Like many mugging victims, Waqas probably cannot locate the perpetrators to have them arrested and possibly receive retribution. His only option, like most victims of third-party violence occurring on private property, is to pursue a claim of premises liability against the owner of the mall.
Generally, the owner of private property does not insure a guest’s safety against third-party criminal attacks. However, if the criminal act is foreseeable, then the owner is obligated to protect guests from such harm. If the owner possesses a reasonable belief that a criminal act may occur on the premises, then the owner a duty to exercise ordinary care to guard against that risk of harm.

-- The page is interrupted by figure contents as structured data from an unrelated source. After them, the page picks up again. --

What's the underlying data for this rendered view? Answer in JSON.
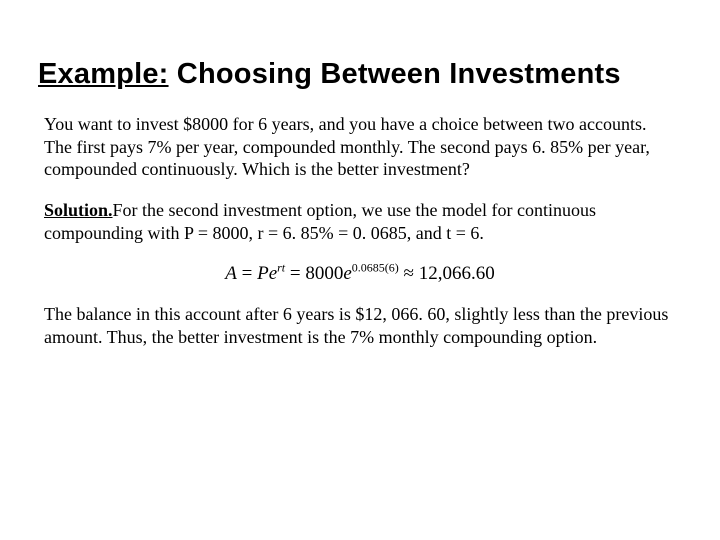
{
  "title": {
    "example_word": "Example:",
    "rest": " Choosing Between Investments",
    "font_family": "Arial",
    "font_size_pt": 22,
    "color": "#000000"
  },
  "problem": {
    "text": "You want to invest $8000 for 6 years, and you have a choice between two accounts. The first pays 7% per year, compounded monthly. The second pays 6. 85% per year, compounded continuously. Which is the better investment?",
    "font_size_pt": 14
  },
  "solution_intro": {
    "label": "Solution.",
    "text": "For the second investment option, we use the model for continuous compounding with P = 8000, r = 6. 85% = 0. 0685, and t = 6.",
    "font_size_pt": 14
  },
  "formula": {
    "lhs_A": "A",
    "eq1": " = ",
    "P": "P",
    "e1": "e",
    "rt": "rt",
    "eq2": " = ",
    "coeff": "8000",
    "e2": "e",
    "exp": "0.0685(6)",
    "approx": " ≈ ",
    "result": "12,066.60",
    "font_size_pt": 14
  },
  "conclusion": {
    "text": "The balance in this account after 6 years is $12, 066. 60, slightly less than the previous amount. Thus, the better investment is the 7% monthly compounding option.",
    "font_size_pt": 14
  },
  "colors": {
    "background": "#ffffff",
    "text": "#000000"
  }
}
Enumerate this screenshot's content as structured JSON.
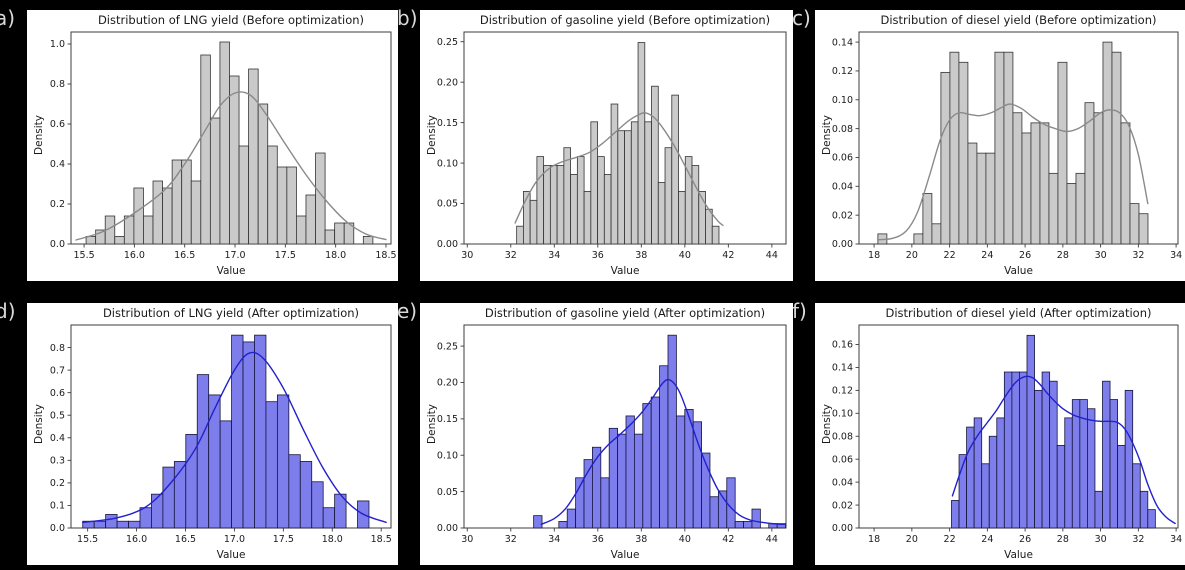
{
  "figure": {
    "background": "#000000",
    "panel_background": "#ffffff",
    "panel_label_color": "#d9d9d9",
    "axes_spine_color": "#3c3c3c"
  },
  "chart_data": [
    {
      "panel_label": "a)",
      "type": "histogram+kde",
      "title": "Distribution of LNG yield (Before optimization)",
      "xlabel": "Value",
      "ylabel": "Density",
      "legend": null,
      "grid": false,
      "xlim": [
        15.37,
        18.55
      ],
      "ylim": [
        0,
        1.06
      ],
      "xticks": [
        15.5,
        16.0,
        16.5,
        17.0,
        17.5,
        18.0,
        18.5
      ],
      "xtick_labels": [
        "15.5",
        "16.0",
        "16.5",
        "17.0",
        "17.5",
        "18.0",
        "18.5"
      ],
      "yticks": [
        0.0,
        0.2,
        0.4,
        0.6,
        0.8,
        1.0
      ],
      "ytick_labels": [
        "0.0",
        "0.2",
        "0.4",
        "0.6",
        "0.8",
        "1.0"
      ],
      "histogram": {
        "bin_start": 15.52,
        "bin_width": 0.095,
        "heights": [
          0.038,
          0.07,
          0.14,
          0.038,
          0.14,
          0.28,
          0.14,
          0.315,
          0.28,
          0.42,
          0.42,
          0.315,
          0.945,
          0.63,
          1.01,
          0.84,
          0.49,
          0.875,
          0.7,
          0.49,
          0.385,
          0.385,
          0.14,
          0.245,
          0.455,
          0.07,
          0.105,
          0.105,
          0,
          0.038
        ]
      },
      "kde": {
        "x": [
          15.42,
          15.7,
          16.0,
          16.3,
          16.5,
          16.7,
          16.85,
          17.0,
          17.15,
          17.3,
          17.5,
          17.7,
          17.9,
          18.1,
          18.3,
          18.5
        ],
        "y": [
          0.02,
          0.065,
          0.155,
          0.27,
          0.4,
          0.565,
          0.69,
          0.755,
          0.745,
          0.655,
          0.5,
          0.35,
          0.22,
          0.115,
          0.05,
          0.022
        ]
      },
      "colors": {
        "bar_fill": "#cacaca",
        "bar_edge": "#333333",
        "kde_line": "#8a8a8a"
      }
    },
    {
      "panel_label": "b)",
      "type": "histogram+kde",
      "title": "Distribution of gasoline yield (Before optimization)",
      "xlabel": "Value",
      "ylabel": "Density",
      "legend": null,
      "grid": false,
      "xlim": [
        29.85,
        44.65
      ],
      "ylim": [
        0,
        0.262
      ],
      "xticks": [
        30,
        32,
        34,
        36,
        38,
        40,
        42,
        44
      ],
      "xtick_labels": [
        "30",
        "32",
        "34",
        "36",
        "38",
        "40",
        "42",
        "44"
      ],
      "yticks": [
        0.0,
        0.05,
        0.1,
        0.15,
        0.2,
        0.25
      ],
      "ytick_labels": [
        "0.00",
        "0.05",
        "0.10",
        "0.15",
        "0.20",
        "0.25"
      ],
      "histogram": {
        "bin_start": 32.27,
        "bin_width": 0.31,
        "heights": [
          0.022,
          0.065,
          0.054,
          0.108,
          0.097,
          0.097,
          0.097,
          0.119,
          0.086,
          0.108,
          0.065,
          0.151,
          0.108,
          0.086,
          0.173,
          0.14,
          0.14,
          0.151,
          0.249,
          0.151,
          0.195,
          0.076,
          0.119,
          0.184,
          0.065,
          0.108,
          0.097,
          0.065,
          0.043,
          0.022
        ]
      },
      "kde": {
        "x": [
          32.2,
          32.7,
          33.2,
          33.8,
          34.4,
          35.0,
          35.6,
          36.2,
          36.8,
          37.4,
          37.9,
          38.2,
          38.6,
          39.0,
          39.5,
          40.0,
          40.5,
          41.0,
          41.5,
          41.75
        ],
        "y": [
          0.026,
          0.055,
          0.078,
          0.094,
          0.102,
          0.107,
          0.113,
          0.124,
          0.138,
          0.152,
          0.16,
          0.162,
          0.156,
          0.143,
          0.122,
          0.097,
          0.071,
          0.047,
          0.029,
          0.023
        ]
      },
      "colors": {
        "bar_fill": "#cacaca",
        "bar_edge": "#333333",
        "kde_line": "#8a8a8a"
      }
    },
    {
      "panel_label": "c)",
      "type": "histogram+kde",
      "title": "Distribution of diesel yield (Before optimization)",
      "xlabel": "Value",
      "ylabel": "Density",
      "legend": null,
      "grid": false,
      "xlim": [
        17.2,
        34.1
      ],
      "ylim": [
        0,
        0.147
      ],
      "xticks": [
        18,
        20,
        22,
        24,
        26,
        28,
        30,
        32,
        34
      ],
      "xtick_labels": [
        "18",
        "20",
        "22",
        "24",
        "26",
        "28",
        "30",
        "32",
        "34"
      ],
      "yticks": [
        0.0,
        0.02,
        0.04,
        0.06,
        0.08,
        0.1,
        0.12,
        0.14
      ],
      "ytick_labels": [
        "0.00",
        "0.02",
        "0.04",
        "0.06",
        "0.08",
        "0.10",
        "0.12",
        "0.14"
      ],
      "histogram": {
        "bin_start": 18.2,
        "bin_width": 0.477,
        "heights": [
          0.007,
          0,
          0,
          0,
          0.007,
          0.035,
          0.014,
          0.119,
          0.133,
          0.126,
          0.07,
          0.063,
          0.063,
          0.133,
          0.133,
          0.091,
          0.077,
          0.084,
          0.084,
          0.049,
          0.126,
          0.042,
          0.049,
          0.098,
          0.091,
          0.14,
          0.133,
          0.084,
          0.028,
          0.021
        ]
      },
      "kde": {
        "x": [
          18.25,
          19.0,
          19.7,
          20.3,
          20.9,
          21.5,
          22.0,
          22.5,
          23.0,
          23.6,
          24.2,
          24.8,
          25.2,
          25.8,
          26.4,
          27.0,
          27.6,
          28.2,
          28.8,
          29.4,
          30.0,
          30.5,
          31.0,
          31.5,
          32.0,
          32.5
        ],
        "y": [
          0.003,
          0.004,
          0.009,
          0.022,
          0.046,
          0.072,
          0.086,
          0.091,
          0.09,
          0.089,
          0.091,
          0.095,
          0.097,
          0.094,
          0.088,
          0.083,
          0.08,
          0.078,
          0.08,
          0.085,
          0.091,
          0.093,
          0.091,
          0.082,
          0.062,
          0.028
        ]
      },
      "colors": {
        "bar_fill": "#cacaca",
        "bar_edge": "#333333",
        "kde_line": "#8a8a8a"
      }
    },
    {
      "panel_label": "d)",
      "type": "histogram+kde",
      "title": "Distribution of LNG yield (After optimization)",
      "xlabel": "Value",
      "ylabel": "Density",
      "legend": null,
      "grid": false,
      "xlim": [
        15.33,
        18.6
      ],
      "ylim": [
        0,
        0.9
      ],
      "xticks": [
        15.5,
        16.0,
        16.5,
        17.0,
        17.5,
        18.0,
        18.5
      ],
      "xtick_labels": [
        "15.5",
        "16.0",
        "16.5",
        "17.0",
        "17.5",
        "18.0",
        "18.5"
      ],
      "yticks": [
        0.0,
        0.1,
        0.2,
        0.3,
        0.4,
        0.5,
        0.6,
        0.7,
        0.8
      ],
      "ytick_labels": [
        "0.0",
        "0.1",
        "0.2",
        "0.3",
        "0.4",
        "0.5",
        "0.6",
        "0.7",
        "0.8"
      ],
      "histogram": {
        "bin_start": 15.45,
        "bin_width": 0.117,
        "heights": [
          0.03,
          0.03,
          0.06,
          0.03,
          0.03,
          0.09,
          0.15,
          0.27,
          0.295,
          0.415,
          0.68,
          0.59,
          0.475,
          0.855,
          0.825,
          0.855,
          0.56,
          0.59,
          0.325,
          0.295,
          0.205,
          0.09,
          0.15,
          0,
          0.12
        ]
      },
      "kde": {
        "x": [
          15.45,
          15.8,
          16.1,
          16.35,
          16.6,
          16.8,
          17.0,
          17.15,
          17.3,
          17.5,
          17.7,
          17.9,
          18.1,
          18.3,
          18.55
        ],
        "y": [
          0.025,
          0.045,
          0.095,
          0.2,
          0.35,
          0.53,
          0.7,
          0.775,
          0.75,
          0.62,
          0.44,
          0.27,
          0.14,
          0.065,
          0.025
        ]
      },
      "colors": {
        "bar_fill": "#7d7deb",
        "bar_edge": "#16163e",
        "kde_line": "#2121cd"
      }
    },
    {
      "panel_label": "e)",
      "type": "histogram+kde",
      "title": "Distribution of gasoline yield (After optimization)",
      "xlabel": "Value",
      "ylabel": "Density",
      "legend": null,
      "grid": false,
      "xlim": [
        29.85,
        44.65
      ],
      "ylim": [
        0,
        0.279
      ],
      "xticks": [
        30,
        32,
        34,
        36,
        38,
        40,
        42,
        44
      ],
      "xtick_labels": [
        "30",
        "32",
        "34",
        "36",
        "38",
        "40",
        "42",
        "44"
      ],
      "yticks": [
        0.0,
        0.05,
        0.1,
        0.15,
        0.2,
        0.25
      ],
      "ytick_labels": [
        "0.00",
        "0.05",
        "0.10",
        "0.15",
        "0.20",
        "0.25"
      ],
      "histogram": {
        "bin_start": 33.05,
        "bin_width": 0.386,
        "heights": [
          0.017,
          0,
          0,
          0.009,
          0.026,
          0.069,
          0.094,
          0.111,
          0.069,
          0.137,
          0.129,
          0.154,
          0.129,
          0.171,
          0.18,
          0.223,
          0.265,
          0.154,
          0.163,
          0.146,
          0.103,
          0.043,
          0.051,
          0.069,
          0.009,
          0.009,
          0.026,
          0,
          0.006,
          0.006
        ]
      },
      "kde": {
        "x": [
          33.4,
          34.0,
          34.5,
          35.0,
          35.5,
          36.0,
          36.5,
          37.0,
          37.5,
          38.0,
          38.5,
          38.9,
          39.2,
          39.5,
          39.8,
          40.2,
          40.6,
          41.0,
          41.5,
          42.0,
          42.5,
          43.0,
          43.5,
          44.0,
          44.6
        ],
        "y": [
          0.005,
          0.013,
          0.026,
          0.048,
          0.075,
          0.098,
          0.115,
          0.128,
          0.142,
          0.158,
          0.178,
          0.196,
          0.204,
          0.199,
          0.184,
          0.152,
          0.117,
          0.086,
          0.054,
          0.032,
          0.018,
          0.011,
          0.008,
          0.006,
          0.005
        ]
      },
      "colors": {
        "bar_fill": "#7d7deb",
        "bar_edge": "#16163e",
        "kde_line": "#2121cd"
      }
    },
    {
      "panel_label": "f)",
      "type": "histogram+kde",
      "title": "Distribution of diesel yield (After optimization)",
      "xlabel": "Value",
      "ylabel": "Density",
      "legend": null,
      "grid": false,
      "xlim": [
        17.2,
        34.1
      ],
      "ylim": [
        0,
        0.177
      ],
      "xticks": [
        18,
        20,
        22,
        24,
        26,
        28,
        30,
        32,
        34
      ],
      "xtick_labels": [
        "18",
        "20",
        "22",
        "24",
        "26",
        "28",
        "30",
        "32",
        "34"
      ],
      "yticks": [
        0.0,
        0.02,
        0.04,
        0.06,
        0.08,
        0.1,
        0.12,
        0.14,
        0.16
      ],
      "ytick_labels": [
        "0.00",
        "0.02",
        "0.04",
        "0.06",
        "0.08",
        "0.10",
        "0.12",
        "0.14",
        "0.16"
      ],
      "histogram": {
        "bin_start": 22.1,
        "bin_width": 0.4,
        "heights": [
          0.024,
          0.064,
          0.088,
          0.096,
          0.056,
          0.08,
          0.096,
          0.136,
          0.136,
          0.136,
          0.168,
          0.12,
          0.136,
          0.128,
          0.072,
          0.096,
          0.112,
          0.112,
          0.104,
          0.032,
          0.128,
          0.112,
          0.072,
          0.12,
          0.056,
          0.032,
          0.016
        ]
      },
      "kde": {
        "x": [
          22.15,
          22.6,
          23.0,
          23.5,
          24.0,
          24.5,
          25.0,
          25.5,
          26.0,
          26.4,
          26.8,
          27.2,
          27.6,
          28.0,
          28.5,
          29.0,
          29.5,
          30.0,
          30.5,
          30.9,
          31.3,
          31.7,
          32.1,
          32.5,
          33.0,
          33.5,
          33.95
        ],
        "y": [
          0.028,
          0.05,
          0.067,
          0.081,
          0.092,
          0.103,
          0.116,
          0.127,
          0.132,
          0.131,
          0.125,
          0.117,
          0.11,
          0.104,
          0.099,
          0.096,
          0.094,
          0.093,
          0.093,
          0.092,
          0.086,
          0.074,
          0.058,
          0.038,
          0.019,
          0.009,
          0.004
        ]
      },
      "colors": {
        "bar_fill": "#7d7deb",
        "bar_edge": "#16163e",
        "kde_line": "#2121cd"
      }
    }
  ]
}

To evaluate whether the owner of a property has this duty, the court needs to carefully review the history of any prior criminal activity on the premises to assess the frequency of the criminal act. In this assessment, the incident causing the injury must be very similar to previous criminal activities so that a reasonable person would take steps to protect their guests against such crimes. In this case, other muggings in the mall would be a good predictor of future crimes.
Contact an experienced premises liability lawyer if you or a loved one is the victim of crime on private property to help file a claim. In their analysis of the case, the attorney will carefully research police records to determine if there was previous criminal activity in or around the property which would suggest that the crime was foreseeable. To support a claim of premises liability, your attorney may present statistics of similar incidents on other property to show that any reasonable property owner would have provided the necessary security to prevent the crime.